# Brown Algae Bloom



## WuTang (Oct 22, 2009)

Hi Ive had my new tank up for a month now doing weekly water changes and about a week ago I started seeing brown algae on the sides of the glass. I scrubbed it off and did a water change. Now it just seems to be getting worse and the water is getting cloudy no mater what I do. Do you guys know why this is happening or how to stop it?


----------



## Guest (Oct 7, 2010)

Sounds like diatoms. I get them as well and my tanks have been running for 5+ years. All you can do is take a cloth and gently remove the diatoms from your tank, they also thrive on tanks that have silica sand as substrate so switching to a gravel substrate should help. You can also look into diatom filters.

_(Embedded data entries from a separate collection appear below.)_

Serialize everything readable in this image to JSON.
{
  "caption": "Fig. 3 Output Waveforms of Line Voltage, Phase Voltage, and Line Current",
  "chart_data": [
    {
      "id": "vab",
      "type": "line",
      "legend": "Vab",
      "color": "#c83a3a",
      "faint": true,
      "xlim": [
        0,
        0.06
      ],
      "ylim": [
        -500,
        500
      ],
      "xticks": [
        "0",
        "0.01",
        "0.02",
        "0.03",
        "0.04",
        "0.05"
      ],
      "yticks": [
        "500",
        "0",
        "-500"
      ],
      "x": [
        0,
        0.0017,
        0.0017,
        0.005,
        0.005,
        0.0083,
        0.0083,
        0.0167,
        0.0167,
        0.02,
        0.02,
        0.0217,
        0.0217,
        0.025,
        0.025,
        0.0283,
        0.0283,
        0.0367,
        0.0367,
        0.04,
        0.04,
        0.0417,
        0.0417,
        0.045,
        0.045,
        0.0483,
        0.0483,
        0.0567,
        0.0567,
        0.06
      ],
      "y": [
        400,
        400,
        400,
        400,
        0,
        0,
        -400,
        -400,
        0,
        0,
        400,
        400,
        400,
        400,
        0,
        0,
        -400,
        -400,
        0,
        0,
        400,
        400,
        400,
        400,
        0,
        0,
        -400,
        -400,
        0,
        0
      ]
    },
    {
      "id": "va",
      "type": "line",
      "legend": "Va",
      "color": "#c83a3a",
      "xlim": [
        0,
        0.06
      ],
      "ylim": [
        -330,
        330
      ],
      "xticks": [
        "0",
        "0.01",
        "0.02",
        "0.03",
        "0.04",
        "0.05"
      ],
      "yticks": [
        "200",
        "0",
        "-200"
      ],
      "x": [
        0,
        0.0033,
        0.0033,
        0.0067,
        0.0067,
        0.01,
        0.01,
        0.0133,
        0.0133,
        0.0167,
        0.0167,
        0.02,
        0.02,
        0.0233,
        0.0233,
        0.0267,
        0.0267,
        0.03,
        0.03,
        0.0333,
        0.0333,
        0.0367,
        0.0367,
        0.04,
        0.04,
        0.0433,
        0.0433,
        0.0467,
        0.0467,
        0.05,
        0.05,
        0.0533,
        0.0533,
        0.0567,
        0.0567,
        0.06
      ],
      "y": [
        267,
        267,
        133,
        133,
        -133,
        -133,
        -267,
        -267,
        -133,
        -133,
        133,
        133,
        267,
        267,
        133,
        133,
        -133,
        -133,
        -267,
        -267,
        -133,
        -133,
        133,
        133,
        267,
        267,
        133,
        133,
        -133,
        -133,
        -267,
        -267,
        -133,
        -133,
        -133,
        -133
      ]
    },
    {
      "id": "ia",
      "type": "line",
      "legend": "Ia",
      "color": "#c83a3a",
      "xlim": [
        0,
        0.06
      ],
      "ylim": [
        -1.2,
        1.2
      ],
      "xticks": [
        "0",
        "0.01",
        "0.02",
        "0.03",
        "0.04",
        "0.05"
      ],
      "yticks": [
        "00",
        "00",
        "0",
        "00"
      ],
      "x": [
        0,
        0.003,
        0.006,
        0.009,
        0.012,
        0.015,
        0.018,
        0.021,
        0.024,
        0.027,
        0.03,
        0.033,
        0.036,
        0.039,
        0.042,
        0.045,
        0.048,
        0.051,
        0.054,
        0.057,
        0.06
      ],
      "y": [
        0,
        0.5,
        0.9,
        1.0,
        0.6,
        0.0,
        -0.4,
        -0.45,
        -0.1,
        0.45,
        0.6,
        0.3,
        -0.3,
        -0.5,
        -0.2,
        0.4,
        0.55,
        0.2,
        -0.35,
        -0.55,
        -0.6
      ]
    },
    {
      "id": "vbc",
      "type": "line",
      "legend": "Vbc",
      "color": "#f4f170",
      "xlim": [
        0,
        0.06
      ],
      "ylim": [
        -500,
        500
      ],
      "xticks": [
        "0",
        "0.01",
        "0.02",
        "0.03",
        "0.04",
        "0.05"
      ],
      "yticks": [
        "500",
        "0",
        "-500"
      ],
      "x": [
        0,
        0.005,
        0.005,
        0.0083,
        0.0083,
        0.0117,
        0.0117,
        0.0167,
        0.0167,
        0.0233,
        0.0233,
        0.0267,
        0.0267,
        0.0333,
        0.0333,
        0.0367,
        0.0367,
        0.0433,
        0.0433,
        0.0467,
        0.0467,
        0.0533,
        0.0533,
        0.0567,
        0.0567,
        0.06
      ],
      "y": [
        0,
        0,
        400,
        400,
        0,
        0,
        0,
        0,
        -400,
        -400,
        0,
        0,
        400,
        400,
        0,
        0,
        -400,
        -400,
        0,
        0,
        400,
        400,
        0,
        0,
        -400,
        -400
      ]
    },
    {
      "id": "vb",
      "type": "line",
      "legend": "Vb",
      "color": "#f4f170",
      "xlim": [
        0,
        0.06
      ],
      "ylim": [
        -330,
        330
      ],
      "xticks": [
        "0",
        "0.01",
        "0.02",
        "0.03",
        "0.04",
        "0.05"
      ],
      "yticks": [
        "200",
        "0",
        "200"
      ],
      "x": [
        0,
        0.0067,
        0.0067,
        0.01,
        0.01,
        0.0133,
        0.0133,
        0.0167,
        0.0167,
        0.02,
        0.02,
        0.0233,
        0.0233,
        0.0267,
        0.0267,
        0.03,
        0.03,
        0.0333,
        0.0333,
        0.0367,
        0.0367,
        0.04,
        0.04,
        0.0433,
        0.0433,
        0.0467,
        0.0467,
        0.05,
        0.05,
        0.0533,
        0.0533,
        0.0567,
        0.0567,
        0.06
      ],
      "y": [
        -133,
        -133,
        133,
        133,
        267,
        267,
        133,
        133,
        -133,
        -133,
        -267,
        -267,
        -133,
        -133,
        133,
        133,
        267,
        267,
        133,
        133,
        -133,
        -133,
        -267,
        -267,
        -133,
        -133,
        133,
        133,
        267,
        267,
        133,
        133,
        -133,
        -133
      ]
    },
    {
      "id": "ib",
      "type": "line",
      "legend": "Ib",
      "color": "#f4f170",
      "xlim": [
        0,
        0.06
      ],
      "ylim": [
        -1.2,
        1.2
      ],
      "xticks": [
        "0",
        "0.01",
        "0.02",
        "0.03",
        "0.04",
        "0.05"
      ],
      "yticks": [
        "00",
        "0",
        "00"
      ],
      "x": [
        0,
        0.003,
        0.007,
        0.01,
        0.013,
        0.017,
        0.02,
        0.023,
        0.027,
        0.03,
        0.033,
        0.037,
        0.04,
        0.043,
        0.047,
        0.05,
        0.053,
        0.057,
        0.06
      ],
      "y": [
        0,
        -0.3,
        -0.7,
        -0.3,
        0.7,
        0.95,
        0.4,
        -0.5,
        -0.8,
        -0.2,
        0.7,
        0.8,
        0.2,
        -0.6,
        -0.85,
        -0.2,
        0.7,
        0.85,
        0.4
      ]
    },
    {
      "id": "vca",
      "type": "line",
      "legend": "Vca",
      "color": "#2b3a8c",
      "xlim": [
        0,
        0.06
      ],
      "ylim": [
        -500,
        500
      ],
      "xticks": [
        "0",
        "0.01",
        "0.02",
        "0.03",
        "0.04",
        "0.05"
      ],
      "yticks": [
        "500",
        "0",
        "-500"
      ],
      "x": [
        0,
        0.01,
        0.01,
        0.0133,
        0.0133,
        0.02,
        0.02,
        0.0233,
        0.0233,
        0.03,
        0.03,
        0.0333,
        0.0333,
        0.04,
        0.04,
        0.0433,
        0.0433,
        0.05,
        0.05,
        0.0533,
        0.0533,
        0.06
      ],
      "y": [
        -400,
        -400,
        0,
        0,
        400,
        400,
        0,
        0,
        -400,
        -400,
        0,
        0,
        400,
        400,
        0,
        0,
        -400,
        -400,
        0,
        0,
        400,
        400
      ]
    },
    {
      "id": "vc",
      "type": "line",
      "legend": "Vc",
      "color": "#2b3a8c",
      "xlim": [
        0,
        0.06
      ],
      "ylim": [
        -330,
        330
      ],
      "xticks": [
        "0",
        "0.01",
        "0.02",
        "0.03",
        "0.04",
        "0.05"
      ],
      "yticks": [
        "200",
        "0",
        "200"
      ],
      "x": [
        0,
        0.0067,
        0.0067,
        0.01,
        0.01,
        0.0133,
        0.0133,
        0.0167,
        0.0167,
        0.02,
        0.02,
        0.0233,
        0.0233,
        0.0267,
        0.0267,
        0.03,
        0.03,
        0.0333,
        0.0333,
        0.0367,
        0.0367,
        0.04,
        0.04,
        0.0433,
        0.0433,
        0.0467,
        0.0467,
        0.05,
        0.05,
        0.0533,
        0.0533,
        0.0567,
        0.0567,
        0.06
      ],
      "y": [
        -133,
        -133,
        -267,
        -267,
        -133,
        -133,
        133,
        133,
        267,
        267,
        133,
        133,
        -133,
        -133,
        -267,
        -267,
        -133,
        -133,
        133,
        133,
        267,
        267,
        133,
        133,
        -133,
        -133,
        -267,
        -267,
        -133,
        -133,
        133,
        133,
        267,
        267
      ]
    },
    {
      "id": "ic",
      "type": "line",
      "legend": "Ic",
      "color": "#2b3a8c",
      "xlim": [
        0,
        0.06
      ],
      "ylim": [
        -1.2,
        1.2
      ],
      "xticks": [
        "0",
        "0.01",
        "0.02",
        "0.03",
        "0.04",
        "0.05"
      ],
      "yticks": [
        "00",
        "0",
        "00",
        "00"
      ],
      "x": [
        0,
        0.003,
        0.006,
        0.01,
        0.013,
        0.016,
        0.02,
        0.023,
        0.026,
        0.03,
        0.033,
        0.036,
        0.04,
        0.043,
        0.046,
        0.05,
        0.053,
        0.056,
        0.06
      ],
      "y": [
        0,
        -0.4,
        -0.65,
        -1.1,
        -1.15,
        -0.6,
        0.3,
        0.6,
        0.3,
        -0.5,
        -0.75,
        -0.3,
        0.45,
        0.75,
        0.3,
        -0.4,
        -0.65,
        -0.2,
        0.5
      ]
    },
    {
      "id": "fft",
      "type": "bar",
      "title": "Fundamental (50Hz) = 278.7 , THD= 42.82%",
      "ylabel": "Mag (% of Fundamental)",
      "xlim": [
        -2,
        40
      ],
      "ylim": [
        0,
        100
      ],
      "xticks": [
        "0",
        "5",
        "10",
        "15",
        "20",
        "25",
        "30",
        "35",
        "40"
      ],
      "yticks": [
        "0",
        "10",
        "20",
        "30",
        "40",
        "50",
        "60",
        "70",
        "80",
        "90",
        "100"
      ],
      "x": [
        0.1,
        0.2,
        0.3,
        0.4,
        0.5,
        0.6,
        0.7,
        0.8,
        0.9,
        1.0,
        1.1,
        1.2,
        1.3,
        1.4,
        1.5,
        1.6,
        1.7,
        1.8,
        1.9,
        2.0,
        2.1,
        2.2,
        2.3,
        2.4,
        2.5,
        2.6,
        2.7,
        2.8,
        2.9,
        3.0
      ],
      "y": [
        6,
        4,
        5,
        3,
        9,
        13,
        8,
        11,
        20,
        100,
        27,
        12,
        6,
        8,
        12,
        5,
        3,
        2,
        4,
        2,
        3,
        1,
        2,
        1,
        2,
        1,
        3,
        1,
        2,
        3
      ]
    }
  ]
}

I just keep wiping them off of everything every water change.


----------



## I Can Mate (Apr 8, 2010)

It happens a lot in new tanks and as it matures it will go away on its own


----------



## duster1971 (Jan 23, 2010)

I wuld just wipe down the tank. It seems to be an issue way more with sand as was stated befor when I first set up my tank it was about a weekly thing now mabe bout once amonth it pops up and I just wipe it back off again.


----------



## FEEFA (Nov 19, 2007)

What lights are you running and how long are they on for?


----------



## shadyshoal (Jul 19, 2010)

i have the same problem, my light has been on a lot too. is there a certain amount of light per day rule i should be following?


----------



## I Can Mate (Apr 8, 2010)

lights should be on from 8-10hrs depending on what type of lighting. But brown alage appears from excess silica in the water or newly setup tanks. As the tank mature it should away on its own. Brown algae also grows wit minimum lights so your lighting is not the cause.


----------



## random (Jul 12, 2006)

Is brown spotted algae the same as the one mentioned here.?


----------